3. Hobbs J, Lowe J, Ferdinand A, et al. Efficacy of same-day versus next-day administration of pegfilgrastim for the prevention of chemotherapy-induced febrile neutropenia in breast cancer patients receiving dose-dense doxorubicin and cyclophosphamide: a retrospective multi-site analysis. J Oncol Pharm Pract. 2022 Dec 29;10781552221148116. Online ahead of print.
4. Alrawashdh N, McBride A, Oh M, et al. Meta-analysis of same-day pegfilgrastim administration stratified by myelotoxic febrile neutropenia risk and tumor type. J Adv Pract Oncol. 2022;13:796-811.

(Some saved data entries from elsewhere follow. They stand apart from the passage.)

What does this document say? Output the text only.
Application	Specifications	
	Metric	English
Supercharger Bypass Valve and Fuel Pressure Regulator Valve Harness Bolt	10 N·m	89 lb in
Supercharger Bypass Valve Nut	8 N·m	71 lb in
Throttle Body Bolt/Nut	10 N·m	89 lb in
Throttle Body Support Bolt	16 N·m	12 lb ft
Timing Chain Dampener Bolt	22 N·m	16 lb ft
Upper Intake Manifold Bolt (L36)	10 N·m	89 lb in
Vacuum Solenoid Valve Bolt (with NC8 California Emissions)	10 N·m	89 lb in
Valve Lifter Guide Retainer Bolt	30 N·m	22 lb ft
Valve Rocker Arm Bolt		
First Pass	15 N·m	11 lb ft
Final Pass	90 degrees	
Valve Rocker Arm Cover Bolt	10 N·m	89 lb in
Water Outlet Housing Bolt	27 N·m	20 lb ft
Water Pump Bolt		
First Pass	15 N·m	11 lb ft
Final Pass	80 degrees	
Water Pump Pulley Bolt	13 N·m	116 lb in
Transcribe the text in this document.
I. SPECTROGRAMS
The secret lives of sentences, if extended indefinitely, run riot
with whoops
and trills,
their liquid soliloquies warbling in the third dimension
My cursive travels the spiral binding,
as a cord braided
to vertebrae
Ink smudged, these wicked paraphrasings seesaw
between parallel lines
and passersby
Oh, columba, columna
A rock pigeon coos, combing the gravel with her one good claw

5. Joshi RS, Egbuna OI, Cairns AS, et al. Performance of the pegfilgrastim on-body injector as studied with placebo buffer in healthy volunteers. Curr Med Res Opin. 2017;33:379-384.
6. Stuessy P, Sanchez FA, Schober M. Retrospective review of pegfilgrastim on-body injector delivery rates in a large health system. J Clin Oncol. 2017;35(15 suppl):e18273.
7. Mahler LJ, DiBlasi R, Perez A, et al. On-body injector: an administration device for pegfilgrastim. Clin J Oncol Nurs. 2017;21:121-122.
8. Townley C, Porter C, McMullen N. Comparing grade 4 neutropenia associated with pegfilgrastim administered via the Onpro device versus manual injection with a prefilled syringe. J Hematol Oncol Pharm. 2018;18(3):119-125.